В 17.16, по моим подсчетам, на месте преступления хлопотало уже полтора десятка полицейских, городских и местных, в мундирах и штатском.
В 17.30 Вульф горестно пожаловался, что теперь-то уж точно нас тут продержат всю ночь.
В 17.52 некий Бакстер из уголовной полиции уже настолько мне надоел, что я прекратил отвечать на вопросы.
В 18.21 нас всех увезли из Калпс-Медоус в неизвестном направлении.
В нашей машине мы ехали вчетвером: полицейский при всех регалиях расположился с Вульфом сзади, а коп в штатском устроился справа от меня и следил, чтобы я на полном ходу не выпрыгнул из машины. Снова рядом со мной сидел советчик и указывал, куда поворачивать, но на сей раз меня не тянуло обнять его за плечи.

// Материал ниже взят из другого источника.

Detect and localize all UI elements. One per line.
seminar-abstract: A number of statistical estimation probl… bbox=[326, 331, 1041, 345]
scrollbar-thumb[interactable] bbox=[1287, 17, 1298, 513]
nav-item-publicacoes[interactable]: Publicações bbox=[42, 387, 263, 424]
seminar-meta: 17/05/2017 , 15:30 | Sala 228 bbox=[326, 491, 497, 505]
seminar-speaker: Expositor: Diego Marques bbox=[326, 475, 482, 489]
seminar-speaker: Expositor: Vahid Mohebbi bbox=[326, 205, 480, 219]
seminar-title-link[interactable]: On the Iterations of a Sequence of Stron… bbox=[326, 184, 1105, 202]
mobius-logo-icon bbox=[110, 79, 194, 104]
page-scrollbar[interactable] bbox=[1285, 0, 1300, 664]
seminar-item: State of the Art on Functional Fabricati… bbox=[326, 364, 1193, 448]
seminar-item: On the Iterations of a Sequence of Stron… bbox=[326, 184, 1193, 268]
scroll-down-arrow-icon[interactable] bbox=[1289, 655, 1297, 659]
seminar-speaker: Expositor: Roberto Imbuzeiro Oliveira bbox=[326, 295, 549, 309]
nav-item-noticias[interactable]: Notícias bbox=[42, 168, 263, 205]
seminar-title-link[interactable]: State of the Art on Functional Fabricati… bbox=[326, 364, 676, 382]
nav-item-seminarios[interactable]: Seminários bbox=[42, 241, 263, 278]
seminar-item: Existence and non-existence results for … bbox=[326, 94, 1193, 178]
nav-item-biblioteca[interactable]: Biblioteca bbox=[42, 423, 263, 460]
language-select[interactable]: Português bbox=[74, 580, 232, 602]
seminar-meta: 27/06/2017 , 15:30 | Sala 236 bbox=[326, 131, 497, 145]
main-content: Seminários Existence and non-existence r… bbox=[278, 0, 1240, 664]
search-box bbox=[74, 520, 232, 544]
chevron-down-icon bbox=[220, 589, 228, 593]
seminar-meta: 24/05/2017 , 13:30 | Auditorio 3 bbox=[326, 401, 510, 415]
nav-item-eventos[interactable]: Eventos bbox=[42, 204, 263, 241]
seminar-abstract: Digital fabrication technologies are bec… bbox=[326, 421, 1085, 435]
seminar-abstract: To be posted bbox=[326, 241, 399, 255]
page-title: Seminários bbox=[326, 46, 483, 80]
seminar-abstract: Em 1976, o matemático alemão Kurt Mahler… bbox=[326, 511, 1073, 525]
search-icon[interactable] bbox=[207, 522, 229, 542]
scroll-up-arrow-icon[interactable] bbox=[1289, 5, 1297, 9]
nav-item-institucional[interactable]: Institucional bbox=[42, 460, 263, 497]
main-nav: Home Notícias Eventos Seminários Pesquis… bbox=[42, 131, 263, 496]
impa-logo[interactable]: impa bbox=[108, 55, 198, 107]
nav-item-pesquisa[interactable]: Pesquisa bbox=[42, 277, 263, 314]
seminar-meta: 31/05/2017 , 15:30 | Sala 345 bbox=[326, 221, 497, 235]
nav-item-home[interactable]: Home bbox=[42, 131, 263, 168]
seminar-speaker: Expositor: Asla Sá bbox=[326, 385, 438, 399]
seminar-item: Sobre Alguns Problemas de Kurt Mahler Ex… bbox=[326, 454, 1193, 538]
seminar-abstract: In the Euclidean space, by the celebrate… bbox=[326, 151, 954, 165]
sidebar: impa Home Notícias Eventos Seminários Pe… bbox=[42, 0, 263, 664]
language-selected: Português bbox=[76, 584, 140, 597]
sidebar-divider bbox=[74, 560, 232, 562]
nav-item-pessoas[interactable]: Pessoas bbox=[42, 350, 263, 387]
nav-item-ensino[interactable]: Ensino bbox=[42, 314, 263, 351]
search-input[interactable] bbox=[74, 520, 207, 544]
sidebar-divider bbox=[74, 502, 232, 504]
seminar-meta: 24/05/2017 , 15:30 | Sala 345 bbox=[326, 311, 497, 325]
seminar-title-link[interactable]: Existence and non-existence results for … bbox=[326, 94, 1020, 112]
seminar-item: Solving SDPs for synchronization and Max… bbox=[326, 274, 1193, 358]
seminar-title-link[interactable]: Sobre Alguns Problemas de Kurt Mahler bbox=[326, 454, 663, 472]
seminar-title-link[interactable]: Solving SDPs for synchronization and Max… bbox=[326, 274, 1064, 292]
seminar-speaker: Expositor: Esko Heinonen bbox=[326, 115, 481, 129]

Какое-то время нас допрашивали поодиночке, но в основном вопросы задавали всем сразу, на деревянном помосте, так что весь расклад я знал. Никто еще никого не обвинял.
Трое – Корби, Раго и Гриффин – объяснили свои визиты палатку беспокойством за здоровье Филипа Холта и желанием его проведать. Четвертый, Дик Веттер, привел причину, о которой я уже догадался: он подумал, что Гриффин собрался пригласить Холта выступить, и хотел этому воспрепятствовать.
Кстати, Веттер единственный из всех задержанных поднял шум. По его словам, он и так вырвался на пикник с огромным трудом, а на шесть вечера у него назначена репетиция, пропустить которую никак нельзя. В итоге в 18.21, когда нас всех распихали по машинам, на Веттера впору было натягивать смирительную рубашку.